The more investors learn about bullion, the better for their portfolios
If you are already a bullion investor, now is the time to add to your portfolio. If you are new to investing in bullion, now is the time to start dollar-cost-averaging into bullion. I encourage investors to learn as much as they can about bullion and about the markets in general. A good place to begin is by subscribing to our weekly e-Newsletter, the BullionBuzz. It offers a comprehensive look at the economy, money, markets and bullion investing, and provides a variety of thought-provoking articles written by experts in the field of gold, precious metals and the economy. Visit www.bmgbullion.com to subscribe.
Gold is money
Gold is money because it cannot be created out of thin air by government decree. Unlike bonds, gold does not represent someone else’s liability and, unlike stocks, gold does not rely on someone else’s promise of performance. Gold is money because, unlike currencies, impatient monetary policymakers cannot simply print more.

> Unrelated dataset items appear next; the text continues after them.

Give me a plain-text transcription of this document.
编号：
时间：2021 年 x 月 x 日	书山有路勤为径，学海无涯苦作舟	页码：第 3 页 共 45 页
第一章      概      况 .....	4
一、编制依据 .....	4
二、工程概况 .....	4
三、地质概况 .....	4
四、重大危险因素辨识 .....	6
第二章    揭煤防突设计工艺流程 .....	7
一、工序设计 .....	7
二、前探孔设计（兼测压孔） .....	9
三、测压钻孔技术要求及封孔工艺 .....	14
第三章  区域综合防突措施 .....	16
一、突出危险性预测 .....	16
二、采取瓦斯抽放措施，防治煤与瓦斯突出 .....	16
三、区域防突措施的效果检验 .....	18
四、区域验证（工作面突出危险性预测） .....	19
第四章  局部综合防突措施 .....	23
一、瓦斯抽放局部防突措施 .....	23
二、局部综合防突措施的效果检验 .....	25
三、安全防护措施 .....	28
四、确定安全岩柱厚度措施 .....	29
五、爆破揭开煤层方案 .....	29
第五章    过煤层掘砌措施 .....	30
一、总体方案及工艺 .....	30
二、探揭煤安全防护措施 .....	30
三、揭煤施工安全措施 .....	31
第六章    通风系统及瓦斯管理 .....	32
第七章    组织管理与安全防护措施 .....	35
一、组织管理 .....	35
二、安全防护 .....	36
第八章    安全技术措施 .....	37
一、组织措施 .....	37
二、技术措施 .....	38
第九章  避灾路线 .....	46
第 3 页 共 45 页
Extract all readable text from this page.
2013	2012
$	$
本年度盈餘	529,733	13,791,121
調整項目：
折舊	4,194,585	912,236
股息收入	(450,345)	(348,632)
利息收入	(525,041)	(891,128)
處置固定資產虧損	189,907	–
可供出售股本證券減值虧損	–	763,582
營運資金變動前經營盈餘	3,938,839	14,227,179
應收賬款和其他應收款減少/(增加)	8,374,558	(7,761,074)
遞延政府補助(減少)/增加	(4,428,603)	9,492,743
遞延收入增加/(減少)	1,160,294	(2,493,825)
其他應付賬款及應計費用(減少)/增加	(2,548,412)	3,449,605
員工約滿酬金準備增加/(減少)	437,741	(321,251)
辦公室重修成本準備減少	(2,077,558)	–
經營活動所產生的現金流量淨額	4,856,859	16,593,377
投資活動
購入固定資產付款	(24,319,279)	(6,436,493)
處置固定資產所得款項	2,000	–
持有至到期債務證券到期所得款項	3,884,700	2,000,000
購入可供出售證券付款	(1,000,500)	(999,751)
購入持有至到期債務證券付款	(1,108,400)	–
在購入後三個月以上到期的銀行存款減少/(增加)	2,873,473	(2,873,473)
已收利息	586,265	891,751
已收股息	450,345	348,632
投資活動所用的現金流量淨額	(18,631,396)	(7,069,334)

Currency-denominated financial assets are a disaster waiting to happen. The current economic rebound is a mirage, being entirely dependent on something artificial and unsustainable: massive government spending. A new crisis is building out of unprecedented fiscal and monetary mismanagement. Fortunately, smart investors can protect their wealth from the coming storm. The true level of risk has not been priced into the markets. The time to shelter your wealth from the storm is now. And there is no safer investment on earth than bullion, because bullion is, and always will be, money.